Background Patients with non-cystic fibrosis (CF) bronchiectasis (BQ) are chronically colonised and infected by bacterial pathogens. The use of inhaled antibiotics in these patients is an increasingly common practice.

Purpose To describe the use of inhaled colistin in patients with non-CF BQ.

Material and methods A retrospective descriptive study in the use of inhaled colistin in non-CF BQ. Adult patients who started treatment between January 2014 to December 2017 were included. The follow-up lasted until April 2018.

Recorded variables were: demographic (age, sex, respiratory history), microbiological (culture at the beginning of treatment, isolated microorganisms and sensitivity), treatment (eradication (yes/no), initial dose, dosage changes or interruptions and cause, concomitant antibiotic treatment) and follow-up (negativisation during therapy, time until culture negativisation).

Results Thirty-three patients with non-CF BQ were included, 24 men and nine women, with a median age of 77 years (51–90). Twenty-nine had a history of pulmonary disease: 18 moderate or severe chronic obstructive pulmonary disease, five pneumonias, two chronic bronchitis and four others.

All patients except one started treatment after sputum culture. The most frequently isolated microorganism was Pseudomonas aeruginosa, whose sensitivity was: 22 multisensitive, three multidrug-resistant (MDR) and six extremely drug-resistant (XDR). Achromobacter xylosoxidans MDR was isolated in two samples and one was negative.
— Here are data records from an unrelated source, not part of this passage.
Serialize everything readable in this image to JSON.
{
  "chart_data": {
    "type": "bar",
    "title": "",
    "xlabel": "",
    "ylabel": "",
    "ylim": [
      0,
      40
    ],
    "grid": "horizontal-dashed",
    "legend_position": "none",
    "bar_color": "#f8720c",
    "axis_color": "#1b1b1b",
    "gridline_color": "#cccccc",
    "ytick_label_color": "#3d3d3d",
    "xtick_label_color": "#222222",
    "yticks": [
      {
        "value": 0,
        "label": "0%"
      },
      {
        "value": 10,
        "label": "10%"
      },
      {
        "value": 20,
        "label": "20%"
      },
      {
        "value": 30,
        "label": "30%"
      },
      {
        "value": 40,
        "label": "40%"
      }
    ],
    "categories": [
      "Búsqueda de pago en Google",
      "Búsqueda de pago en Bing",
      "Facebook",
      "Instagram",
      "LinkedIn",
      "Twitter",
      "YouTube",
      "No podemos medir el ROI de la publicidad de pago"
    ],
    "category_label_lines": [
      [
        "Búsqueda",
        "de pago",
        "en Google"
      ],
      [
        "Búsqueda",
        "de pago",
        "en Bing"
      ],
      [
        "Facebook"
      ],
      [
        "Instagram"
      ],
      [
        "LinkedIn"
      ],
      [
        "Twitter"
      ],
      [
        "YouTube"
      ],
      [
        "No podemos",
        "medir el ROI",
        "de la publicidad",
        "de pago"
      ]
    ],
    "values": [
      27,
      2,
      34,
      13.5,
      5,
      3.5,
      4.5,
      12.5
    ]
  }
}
Fifteen performed eradication treatment, all with quinolones: ciprofloxacin (13), levofloxacin (one) and levofloxacin plus imipenem (one).
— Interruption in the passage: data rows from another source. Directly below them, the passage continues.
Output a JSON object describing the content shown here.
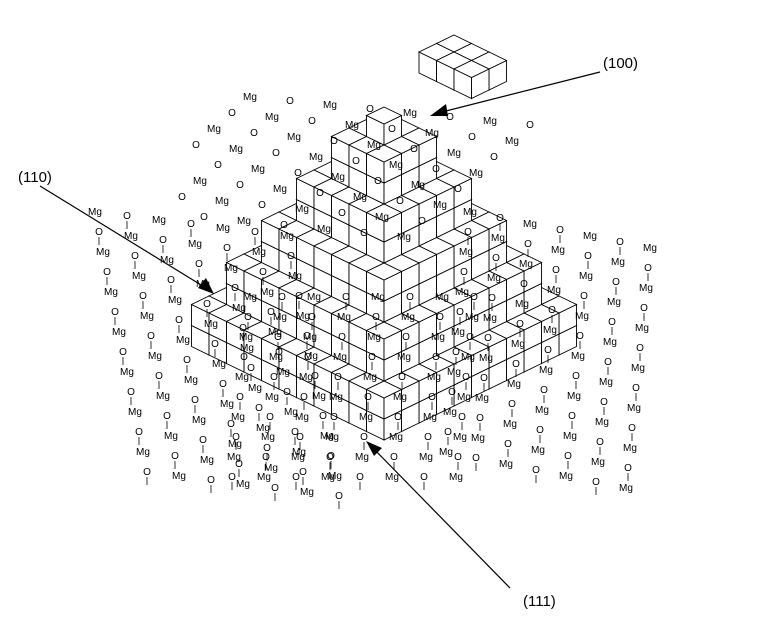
{
  "labels": {
    "face_100": "(100)",
    "face_110": "(110)",
    "face_111": "(111)"
  },
  "atoms": {
    "cation": "Mg",
    "anion": "O"
  },
  "colors": {
    "stroke": "#000000",
    "top_face": "#ffffff",
    "left_face": "#ffffff",
    "right_face": "#ffffff"
  }
}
The most common starting dose was 1 MUI colistin/12 hour. Nine patients had concomitant treatment with azithromycin three times a week.

During the treatment, 15 patients maintained the same dosage, in 10 patients it was modified (three to alternate months, four increased the dose due to lack of effectiveness and three changed to the inhalation exclusive colistin formulation) and in eight it was interrupted (three due to adverse effects, two due to improvement of symptoms, one eradication and two unknown).

The sputum culture of 15 patients became negative during suppressive therapy, with an average time to negativisation of 4 months (1–15 months). Twelve remained on treatment with inhalated colistin despite having negative sputum cultures.

Conclusion The great heterogeneity in the prescription of inhaled colistin makes it necessary to standardise its use and to carry out a treatment protocol in collaboration with the pneumology department.

References and/or acknowledgements No conflict of interest.